Lecturas del día

Lecturas del Sábado de la 26ª semana del Tiempo Ordinario

Job 42, 1-3. 5-6. 12-16/Sal 118, 66. 71. 75. 91. 125. 130/Lucas 10, 17-24

Primera lectura

Lectura del libro de Job 42, 1-3. 5-6. 12-16:

Job le dijo al Señor:
“Reconozco que lo puedes todo
y que ninguna cosa es imposible para ti.
Era yo el que con palabras insensatas
empañaba la sabiduría de tus designios;
he hablado de grandezas que no puedo comprender
y de maravillas que superan mi inteligencia.
Yo te conocía sólo de oídas,
pero ahora te han visto ya mis ojos;
por eso me retracto de mis palabras
y me arrepiento, echándome polvo y ceniza”.

El Señor bendijo a Job al final de su vida más que al principio: llegó a poseer catorce mil ovejas, seis mil camellos, mil yuntas de bueyes y mil burras.

Tuvo siete hijos y tres hijas; la primera se llamaba Paloma, la segunda Canela y la tercera Azabache. No había en todo el país mujeres más bellas que las hijas de Job. Su padre les asignó una parte de la herencia, al igual que a sus hermanos.

Y Job vivió hasta los ciento cuarenta años y vio a sus hijos, a sus nietos y a sus bisnietos. Murió anciano y colmado de años.

Palabra del Señor

Salmo responsorial

Sal 118, 66. 71. 75. 91. 125. 130

R/. Haz brillar, Señor, tu rostro sobre tu siervo.

Enséñame la bondad,la prudencia y el conocimiento, porque me fío de tus mandatos. R/.

Me estuvo bien el sufrir, así aprendí tus decretos. R/.

Reconozco, Señor, que tus mandamientos son justos, que con razón me hiciste sufrir. R/.

Por tu mandamiento subsisten hasta hoy, porque todo está a tu servicio. R/.

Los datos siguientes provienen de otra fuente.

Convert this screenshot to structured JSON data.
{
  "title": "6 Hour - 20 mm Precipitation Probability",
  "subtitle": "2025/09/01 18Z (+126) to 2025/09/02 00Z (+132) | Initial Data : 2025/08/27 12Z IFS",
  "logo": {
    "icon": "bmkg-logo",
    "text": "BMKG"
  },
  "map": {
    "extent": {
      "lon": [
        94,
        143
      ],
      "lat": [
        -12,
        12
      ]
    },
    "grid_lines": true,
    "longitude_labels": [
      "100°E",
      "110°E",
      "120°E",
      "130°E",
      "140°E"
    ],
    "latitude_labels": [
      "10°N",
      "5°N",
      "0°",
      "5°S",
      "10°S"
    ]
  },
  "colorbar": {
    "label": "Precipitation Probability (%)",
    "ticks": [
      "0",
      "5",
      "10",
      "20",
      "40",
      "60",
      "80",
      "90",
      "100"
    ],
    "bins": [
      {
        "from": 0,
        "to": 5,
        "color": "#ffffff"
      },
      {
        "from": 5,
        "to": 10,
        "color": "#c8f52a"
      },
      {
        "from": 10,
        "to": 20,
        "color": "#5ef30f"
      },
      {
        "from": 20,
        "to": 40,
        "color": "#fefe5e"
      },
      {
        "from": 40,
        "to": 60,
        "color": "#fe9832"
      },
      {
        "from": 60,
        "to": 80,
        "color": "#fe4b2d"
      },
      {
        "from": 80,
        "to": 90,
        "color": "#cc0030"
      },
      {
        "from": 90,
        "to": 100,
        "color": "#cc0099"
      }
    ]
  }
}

Yo soy tu siervo: dame inteligencia, y conoceré tus preceptos. R/.

La explicación de tus palabras ilumina, da inteligencia a los ignorantes. R/.

Evangelio

Lectura del santo Evangelio según san Lucas 10, 17-24:
En aquel tiempo, los setenta y dos volvieron muy contentos y dijeron a Jesús: «Señor, hasta los demonios se nos someten en tu nombre» Él les contestó: «Veía a Satanás caer del cielo como un rayo. Mirad: os he dado potestad para pisotear serpientes y escorpiones y todo el ejército del enemigo. Y no os hará daño alguno. Sin embargo, no estéis alegres porque se os someten los espíritus; estad alegres porque vuestros nombres están inscritos en el cielo» En aquel momento, lleno de la alegría del Espíritu Santo, exclamó: «Te doy gracias, Padre, Señor del cielo y de la tierra, porque has escondido estas cosas a los sabios y a los entendidos, y las has revelado a la gente sencilla. Si, Padre, porque así te ha parecido bien. Todo me lo ha entregado mi Padre, y nadie conoce quién es el Hijo, sino el Padre; ni quién es el Padre, sino el Hijo, y aquel a quien el Hijo se lo quiere revelar». Y volviéndose a sus discípulos, les dijo aparte: «¡Dichosos los ojos que ven lo que vosotros veis! Porque os digo que muchos profetas y reyes desearon ver lo que veis vosotros, y no lo vieron; y oír lo que oís, y no lo oyeron».